Internet users are typically more engaged when accessing websites and social platforms that include photos and videos. Marketing firm Shift, for example, notes that readers are five times more likely to click an embedded link if a tweet includes an image. As a result, companies are now developing software solutions for sifting through the millions of online images in an effort to help brands, advertisers and e-commerce players identify what draws viewers. EyeEm Mobile and Neon Labs are among those looking to enhance the power of online visuals.

Such software could “help websites grab a bigger piece of the $149 billion annual trade in online advertising and $1.6 trillion in e-commerce,” suggests The Wall Street Journal.

Stephen Mayes, former creative director of the Getty Images photo archive, has tested the technology and suggests it “will reshape the visual industry.”

“Just as Google made the Web more useful by indexing online pages,” notes WSJ, “the new software promises to enhance the power of online imagery by indexing and prioritizing pictures that grab attention, he said.”


The new software specifically mines visual data. “Building on image-recognition techniques that identify objects in photos, EyeEm’s program looks for patterns common to images selected by professional photographers,” WSJ explains. “Neon Labs’ software spots image characteristics shown to trigger brain activity in neuroscience experiments.”
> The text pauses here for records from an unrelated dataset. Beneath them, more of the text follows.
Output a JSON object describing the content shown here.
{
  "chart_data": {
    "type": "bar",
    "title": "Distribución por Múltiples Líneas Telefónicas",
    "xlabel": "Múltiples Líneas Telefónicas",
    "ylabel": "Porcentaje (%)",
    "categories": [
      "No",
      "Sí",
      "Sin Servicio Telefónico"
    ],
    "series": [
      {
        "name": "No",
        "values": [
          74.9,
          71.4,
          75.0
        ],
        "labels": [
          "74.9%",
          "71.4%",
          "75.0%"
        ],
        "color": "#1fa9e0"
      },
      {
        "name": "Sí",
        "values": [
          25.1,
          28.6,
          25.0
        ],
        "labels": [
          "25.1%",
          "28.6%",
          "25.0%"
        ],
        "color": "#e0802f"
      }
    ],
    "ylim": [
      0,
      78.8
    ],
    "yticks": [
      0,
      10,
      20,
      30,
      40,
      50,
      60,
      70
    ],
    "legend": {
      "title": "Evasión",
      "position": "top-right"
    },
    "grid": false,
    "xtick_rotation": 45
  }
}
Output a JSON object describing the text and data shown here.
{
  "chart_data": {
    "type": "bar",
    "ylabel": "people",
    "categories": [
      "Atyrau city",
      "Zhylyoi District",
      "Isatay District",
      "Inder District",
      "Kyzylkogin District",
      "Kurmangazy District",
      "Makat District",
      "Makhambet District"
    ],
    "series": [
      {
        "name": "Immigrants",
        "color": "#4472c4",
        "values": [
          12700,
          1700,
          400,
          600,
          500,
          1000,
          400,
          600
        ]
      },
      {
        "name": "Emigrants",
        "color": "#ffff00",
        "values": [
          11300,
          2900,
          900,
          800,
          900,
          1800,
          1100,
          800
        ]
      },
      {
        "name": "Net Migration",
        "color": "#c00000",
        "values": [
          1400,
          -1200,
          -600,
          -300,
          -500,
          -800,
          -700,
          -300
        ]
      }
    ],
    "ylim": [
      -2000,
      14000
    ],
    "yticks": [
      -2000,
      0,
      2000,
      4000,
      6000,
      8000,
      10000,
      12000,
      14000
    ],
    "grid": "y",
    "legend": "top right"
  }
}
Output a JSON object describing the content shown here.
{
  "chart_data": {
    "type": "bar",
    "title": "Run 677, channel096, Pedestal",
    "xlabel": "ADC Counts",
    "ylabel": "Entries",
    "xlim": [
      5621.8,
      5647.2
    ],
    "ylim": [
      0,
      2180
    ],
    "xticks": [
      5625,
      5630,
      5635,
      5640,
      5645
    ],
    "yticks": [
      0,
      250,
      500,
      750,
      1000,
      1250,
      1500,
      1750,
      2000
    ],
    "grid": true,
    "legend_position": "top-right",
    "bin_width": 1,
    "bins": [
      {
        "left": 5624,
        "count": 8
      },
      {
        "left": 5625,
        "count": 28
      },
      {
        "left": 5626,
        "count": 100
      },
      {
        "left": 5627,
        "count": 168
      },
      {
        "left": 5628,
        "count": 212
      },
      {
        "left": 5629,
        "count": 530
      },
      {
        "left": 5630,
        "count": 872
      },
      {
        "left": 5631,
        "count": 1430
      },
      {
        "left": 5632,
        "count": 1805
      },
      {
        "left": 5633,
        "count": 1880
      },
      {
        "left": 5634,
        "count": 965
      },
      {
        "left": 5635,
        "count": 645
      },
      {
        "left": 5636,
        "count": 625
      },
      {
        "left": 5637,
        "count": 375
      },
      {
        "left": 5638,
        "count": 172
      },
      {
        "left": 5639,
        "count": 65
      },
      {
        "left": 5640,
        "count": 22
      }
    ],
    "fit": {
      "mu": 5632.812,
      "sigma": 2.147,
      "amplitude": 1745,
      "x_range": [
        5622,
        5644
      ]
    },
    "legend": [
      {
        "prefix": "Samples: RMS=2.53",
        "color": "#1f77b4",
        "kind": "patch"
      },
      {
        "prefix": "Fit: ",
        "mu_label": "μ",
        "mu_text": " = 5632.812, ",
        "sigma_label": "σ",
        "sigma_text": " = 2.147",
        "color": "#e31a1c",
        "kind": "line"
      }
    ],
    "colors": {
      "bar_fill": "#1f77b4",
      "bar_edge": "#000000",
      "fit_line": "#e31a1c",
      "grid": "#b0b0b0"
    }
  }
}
Software by Neon Labs also sifts through video clips for the most interesting frames. The company claims that its clients have generated 16-40 percent more revenue from their videos based on increased visual engagement and more clicks.

Neon Labs (team members pictured above) is updating its software so that it recognizes faces that appear online with great frequency, such as those of politicians and celebrities.

Analysts suggest that most publishers will likely use some form of algorithmic automation for curating their collections. And automation tools that learn how to identify beauty could offer compelling visual experiences.

“People say beauty is a subjective thing,” said Ramzi Rizk, EyeEm’s chief technology officer. “But a lot of it can be quantified.”